Manufacturing research by the military could lower the cost of building complex systems like airplanes.
The Defense Advanced Research Projects Agency (DARPA) is launching a $300 million collection of research efforts that could change the way the military models, designs, and ultimately manufactures its next generation of vehicles and weaponry. The program aims to develop a new amphibious tank in a collaborative process that allows designers to predict how all its components will interact before it is ever built.
Very few countries are able to manufacture military jets and warships that marry electronics, novel materials, and cutting-edge propulsion systems. Trouble often starts when a big project is divided into subsystems and farmed out. One team may design the engine, another the structure, and a third the electronics. Problems such as stress cracks may arise from the way those systems interact, but in many cases those problems don’t become apparent until a full prototype is actually built, triggering costly do-overs.
Consider the Pentagon’s effort to build the F-35 Joint Strike Fighter, a plane meant to be used by all branches of the military.
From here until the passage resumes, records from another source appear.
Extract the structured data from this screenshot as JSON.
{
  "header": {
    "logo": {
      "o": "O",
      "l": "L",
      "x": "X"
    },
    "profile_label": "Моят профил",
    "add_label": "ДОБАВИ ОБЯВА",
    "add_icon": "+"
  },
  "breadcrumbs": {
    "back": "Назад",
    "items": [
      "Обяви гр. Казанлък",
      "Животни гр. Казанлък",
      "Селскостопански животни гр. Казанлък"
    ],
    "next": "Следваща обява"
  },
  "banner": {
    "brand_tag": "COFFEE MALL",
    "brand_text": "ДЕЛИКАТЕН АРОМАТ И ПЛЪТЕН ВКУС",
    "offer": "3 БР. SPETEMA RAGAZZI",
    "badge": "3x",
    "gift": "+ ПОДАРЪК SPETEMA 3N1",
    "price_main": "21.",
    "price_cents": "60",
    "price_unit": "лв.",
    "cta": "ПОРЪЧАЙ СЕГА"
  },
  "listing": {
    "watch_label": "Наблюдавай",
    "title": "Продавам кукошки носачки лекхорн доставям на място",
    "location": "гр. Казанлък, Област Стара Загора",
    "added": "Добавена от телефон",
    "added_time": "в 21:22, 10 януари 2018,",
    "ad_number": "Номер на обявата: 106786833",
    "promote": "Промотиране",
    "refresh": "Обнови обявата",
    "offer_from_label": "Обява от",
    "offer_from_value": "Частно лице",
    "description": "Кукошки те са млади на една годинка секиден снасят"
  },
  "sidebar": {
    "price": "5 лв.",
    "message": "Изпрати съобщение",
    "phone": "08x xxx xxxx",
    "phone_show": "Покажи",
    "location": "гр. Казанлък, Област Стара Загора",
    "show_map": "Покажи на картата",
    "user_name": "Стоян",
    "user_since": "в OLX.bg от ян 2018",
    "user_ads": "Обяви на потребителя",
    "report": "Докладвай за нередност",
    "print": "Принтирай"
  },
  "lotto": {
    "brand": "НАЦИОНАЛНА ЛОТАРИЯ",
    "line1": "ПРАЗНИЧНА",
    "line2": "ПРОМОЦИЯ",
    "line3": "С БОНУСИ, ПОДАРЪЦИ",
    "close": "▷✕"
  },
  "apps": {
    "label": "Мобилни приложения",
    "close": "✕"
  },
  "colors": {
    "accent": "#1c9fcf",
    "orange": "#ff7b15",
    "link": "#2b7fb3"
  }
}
The program has seen huge delays because of unexpected defects, like overheating caused by the hundreds of computer processors that run the jet’s avionics, communications, and weapons. The F-35 is now expected to cost $135 million per plane and $1.5 trillion over the life of the program, making it the most expensive weapons system in military history.
DARPA’s effort to design and build the amphibious assault vehicle is meant to test ideas for avoiding such problems in the future. Its goal is to begin producing two vehicles a week by 2016—a development process five times faster than what would be possible with the usual procurement methods.
The first phase of the project is a public design competition that began in January, offering $1 million to whoever submits the best design for the vehicles’ drivetrain. The competition is open to “anyone with a laptop” who resides in the U.S., according to DARPA, and the winning design will be assembled this summer at Rock Island Arsenal, a military base on an island in the Mississippi River. Similar contests will determine the designs of the chassis and armor.
To make sure these separately designed systems work together properly, DARPA is relying on software that can visualize the way they will interact in the tank. The agency also hopes to save money by using laser cutting and additive manufacturing—also called 3-D printing—to make complex shapes directly from designs.
Part of DARPA’s approach is to involve manufacturing experts—the ones who understand what factory-floor tools can and can’t do—at a very early stage. “Design is king, but the designers might not understand the implications of things like materials selection and tolerances or how systems interact,” says Mark Traband, head of the manufacturing systems division at Penn State’s Applied Research Laboratory, which won a $48 million contract from DARPA last summer.
After the agency picks a winning design for the vehicle’s chassis, Penn State will have seven days to estimate how much the chassis will cost to manufacture. The lab will also help build it. “Manufacturing engineers are often at the tail end of the design process,” says Traband. “Typically, when they get designs, they have to reëngineer them for manufacturability.”